As farmers continue to harvest fields, the reality of the summer drought is hitting the tri-states.
The drought gets the blame for the poor corn crop, but some farmers are hoping their soybean crop can pull through.
"I expected maybe 40 bushel off this field here, and it's maybe half of that if I'm lucky," farmer Kent Prather said.
Wednesday is Prather's third day shelling corn. He says he's seeing different results depending on the type of soil in his fields, but none of the yields are high.
"Its been up and its been down," Prather said. "We've had some better than expected yields, and where we're at now is below any kind of an average."
Dave Blackburn planted corn just a few miles down from Prather and is getting anywhere from 55-100 bushels per acre. Disheartening numbers after months of dedication to his crop.
A few weeks ago, a crop assessor checked out Prather's crop, appraising it at only 12 bushels an acre, but Prather decided to harvest anyway.
"At 12 bushel and you figure corn at $8 a bushel, you're looking right at $100 dollars an acre," Prather said. "You can't really walk away from it just because it's bad."
Not only did the lack of rain hurt this year's corn crop, but the long stretch of extremely hot temperatures, during a significant growth stage.
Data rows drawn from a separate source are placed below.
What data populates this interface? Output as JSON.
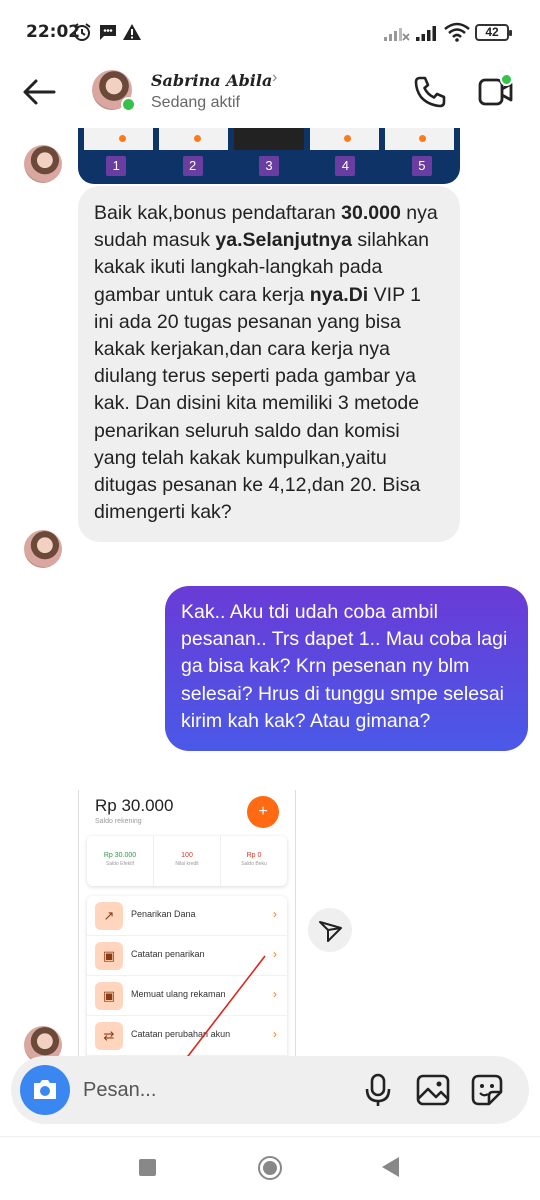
{
  "status_bar": {
    "time": "22:02",
    "battery": "42"
  },
  "header": {
    "contact_name": "Sabrina Abila",
    "contact_status": "Sedang aktif"
  },
  "messages": {
    "image_strip_numbers": [
      "1",
      "2",
      "3",
      "4",
      "5"
    ],
    "incoming_text_parts": [
      "Baik kak,bonus pendaftaran ",
      "30.000",
      " nya sudah masuk ",
      "ya.Selanjutnya",
      " silahkan kakak ikuti langkah-langkah pada gambar untuk cara kerja ",
      "nya.Di",
      " VIP 1 ini ada 20 tugas pesanan yang bisa kakak kerjakan,dan cara kerja nya diulang terus seperti pada gambar ya kak. Dan disini kita memiliki 3 metode penarikan seluruh saldo dan komisi yang telah kakak kumpulkan,yaitu ditugas pesanan ke 4,12,dan 20. Bisa dimengerti kak?"
    ],
    "outgoing_text": "Kak.. Aku tdi udah coba ambil pesanan.. Trs dapet 1.. Mau coba lagi ga bisa kak? Krn pesenan ny blm selesai? Hrus di tunggu smpe selesai kirim kah kak? Atau gimana?"
  },
  "screenshot": {
    "balance": "Rp 30.000",
    "balance_label": "Saldo rekening",
    "plus_label": "+",
    "stats": [
      {
        "value": "Rp 30.000",
        "label": "Saldo Efektif",
        "color": "#2e9d3a"
      },
      {
        "value": "100",
        "label": "Nilai kredit",
        "color": "#d23a2a"
      },
      {
        "value": "Rp 0",
        "label": "Saldo Beku",
        "color": "#d23a2a"
      }
    ],
    "menu": [
      {
        "label": "Penarikan Dana",
        "icon": "arrow-up-right-icon"
      },
      {
        "label": "Catatan penarikan",
        "icon": "wallet-icon"
      },
      {
        "label": "Memuat ulang rekaman",
        "icon": "wallet-icon"
      },
      {
        "label": "Catatan perubahan akun",
        "icon": "swap-icon"
      }
    ]
  },
  "input_bar": {
    "placeholder": "Pesan..."
  },
  "colors": {
    "outgoing_gradient_top": "#6a3bd6",
    "outgoing_gradient_bottom": "#4a59e8",
    "camera_button": "#3a87f2",
    "online": "#35c24a"
  }
}
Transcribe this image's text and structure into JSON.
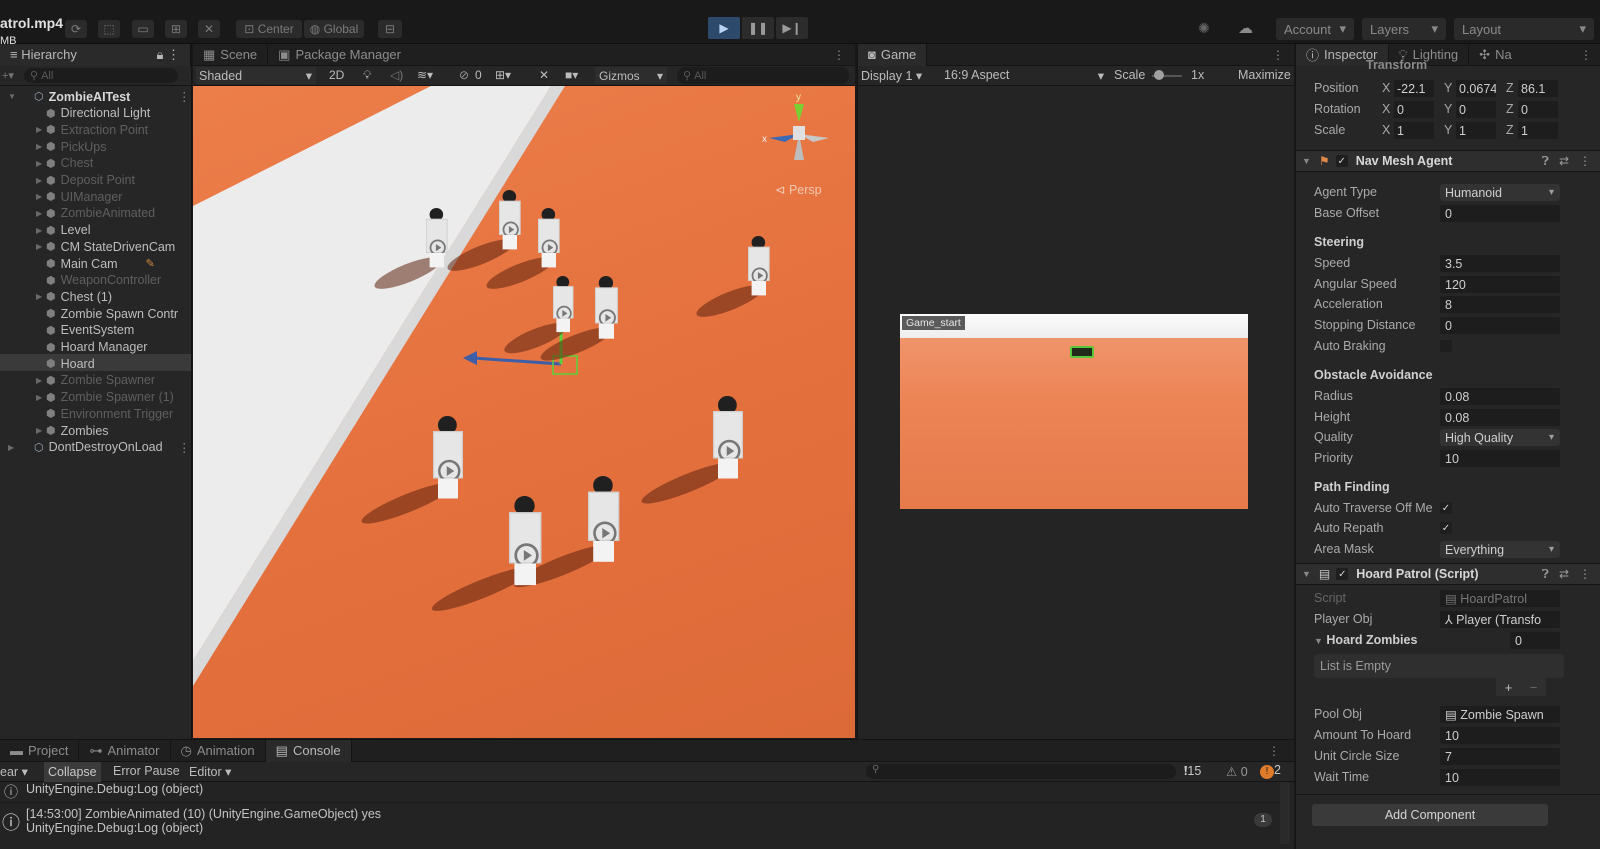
{
  "top": {
    "file_title": "atrol.mp4",
    "file_size": "MB",
    "center_label": "Center",
    "global_label": "Global",
    "account_label": "Account",
    "layers_label": "Layers",
    "layout_label": "Layout"
  },
  "hierarchy": {
    "tab_label": "Hierarchy",
    "search_placeholder": "All",
    "items": [
      {
        "label": "ZombieAITest"
      },
      {
        "label": "Directional Light"
      },
      {
        "label": "Extraction Point"
      },
      {
        "label": "PickUps"
      },
      {
        "label": "Chest"
      },
      {
        "label": "Deposit Point"
      },
      {
        "label": "UIManager"
      },
      {
        "label": "ZombieAnimated"
      },
      {
        "label": "Level"
      },
      {
        "label": "CM StateDrivenCam"
      },
      {
        "label": "Main Cam"
      },
      {
        "label": "WeaponController"
      },
      {
        "label": "Chest (1)"
      },
      {
        "label": "Zombie Spawn Contr"
      },
      {
        "label": "EventSystem"
      },
      {
        "label": "Hoard Manager"
      },
      {
        "label": "Hoard"
      },
      {
        "label": "Zombie Spawner"
      },
      {
        "label": "Zombie Spawner (1)"
      },
      {
        "label": "Environment Trigger"
      },
      {
        "label": "Zombies"
      },
      {
        "label": "DontDestroyOnLoad"
      }
    ]
  },
  "scene": {
    "tab_scene": "Scene",
    "tab_package": "Package Manager",
    "shading": "Shaded",
    "mode_2d": "2D",
    "gizmo_count": "0",
    "gizmos_label": "Gizmos",
    "search_placeholder": "All",
    "gizmo_y": "y",
    "gizmo_x": "x",
    "persp_label": "Persp"
  },
  "game": {
    "tab_label": "Game",
    "display": "Display 1",
    "aspect": "16:9 Aspect",
    "scale_label": "Scale",
    "scale_value": "1x",
    "maximize": "Maximize",
    "overlay_label": "Game_start"
  },
  "inspector": {
    "tab_inspector": "Inspector",
    "tab_lighting": "Lighting",
    "tab_nav": "Na",
    "transform_header": "Transform",
    "position_label": "Position",
    "rotation_label": "Rotation",
    "scale_label": "Scale",
    "axis_x": "X",
    "axis_y": "Y",
    "axis_z": "Z",
    "position": {
      "x": "-22.1",
      "y": "0.0674",
      "z": "86.1"
    },
    "rotation": {
      "x": "0",
      "y": "0",
      "z": "0"
    },
    "scale": {
      "x": "1",
      "y": "1",
      "z": "1"
    },
    "navmesh": {
      "header": "Nav Mesh Agent",
      "agent_type_label": "Agent Type",
      "agent_type": "Humanoid",
      "base_offset_label": "Base Offset",
      "base_offset": "0",
      "steering_label": "Steering",
      "speed_label": "Speed",
      "speed": "3.5",
      "angular_speed_label": "Angular Speed",
      "angular_speed": "120",
      "acceleration_label": "Acceleration",
      "acceleration": "8",
      "stopping_distance_label": "Stopping Distance",
      "stopping_distance": "0",
      "auto_braking_label": "Auto Braking",
      "obstacle_label": "Obstacle Avoidance",
      "radius_label": "Radius",
      "radius": "0.08",
      "height_label": "Height",
      "height": "0.08",
      "quality_label": "Quality",
      "quality": "High Quality",
      "priority_label": "Priority",
      "priority": "10",
      "path_label": "Path Finding",
      "auto_traverse_label": "Auto Traverse Off Me",
      "auto_repath_label": "Auto Repath",
      "area_mask_label": "Area Mask",
      "area_mask": "Everything"
    },
    "hoard": {
      "header": "Hoard Patrol (Script)",
      "script_label": "Script",
      "script": "HoardPatrol",
      "player_label": "Player Obj",
      "player": "Player (Transfo",
      "zombies_label": "Hoard Zombies",
      "zombies_count": "0",
      "list_empty": "List is Empty",
      "pool_label": "Pool Obj",
      "pool": "Zombie Spawn",
      "amount_label": "Amount To Hoard",
      "amount": "10",
      "unit_label": "Unit Circle Size",
      "unit": "7",
      "wait_label": "Wait Time",
      "wait": "10"
    },
    "add_component": "Add Component"
  },
  "console": {
    "tab_project": "Project",
    "tab_animator": "Animator",
    "tab_animation": "Animation",
    "tab_console": "Console",
    "clear_label": "ear",
    "collapse_label": "Collapse",
    "error_pause_label": "Error Pause",
    "editor_label": "Editor",
    "count_info": "15",
    "count_warn": "0",
    "count_error": "2",
    "lines": [
      "UnityEngine.Debug:Log (object)",
      "[14:53:00] ZombieAnimated (10) (UnityEngine.GameObject) yes",
      "UnityEngine.Debug:Log (object)"
    ],
    "line_count": "1"
  }
}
With low yields, farmers have pretty much written off the corn crop for this year, but they are holding out hope for successful been yields.
"I have a lot of high hope for the beans. They'll be alright. They won't be record setting, but I think they'll be pretty good."
The impact of the drought is already expected to linger into next spring's planting. A shortage of seed is expected, which means seed corn companies will have to buy it from South America, likely increasing costs as farmers fill up their planters.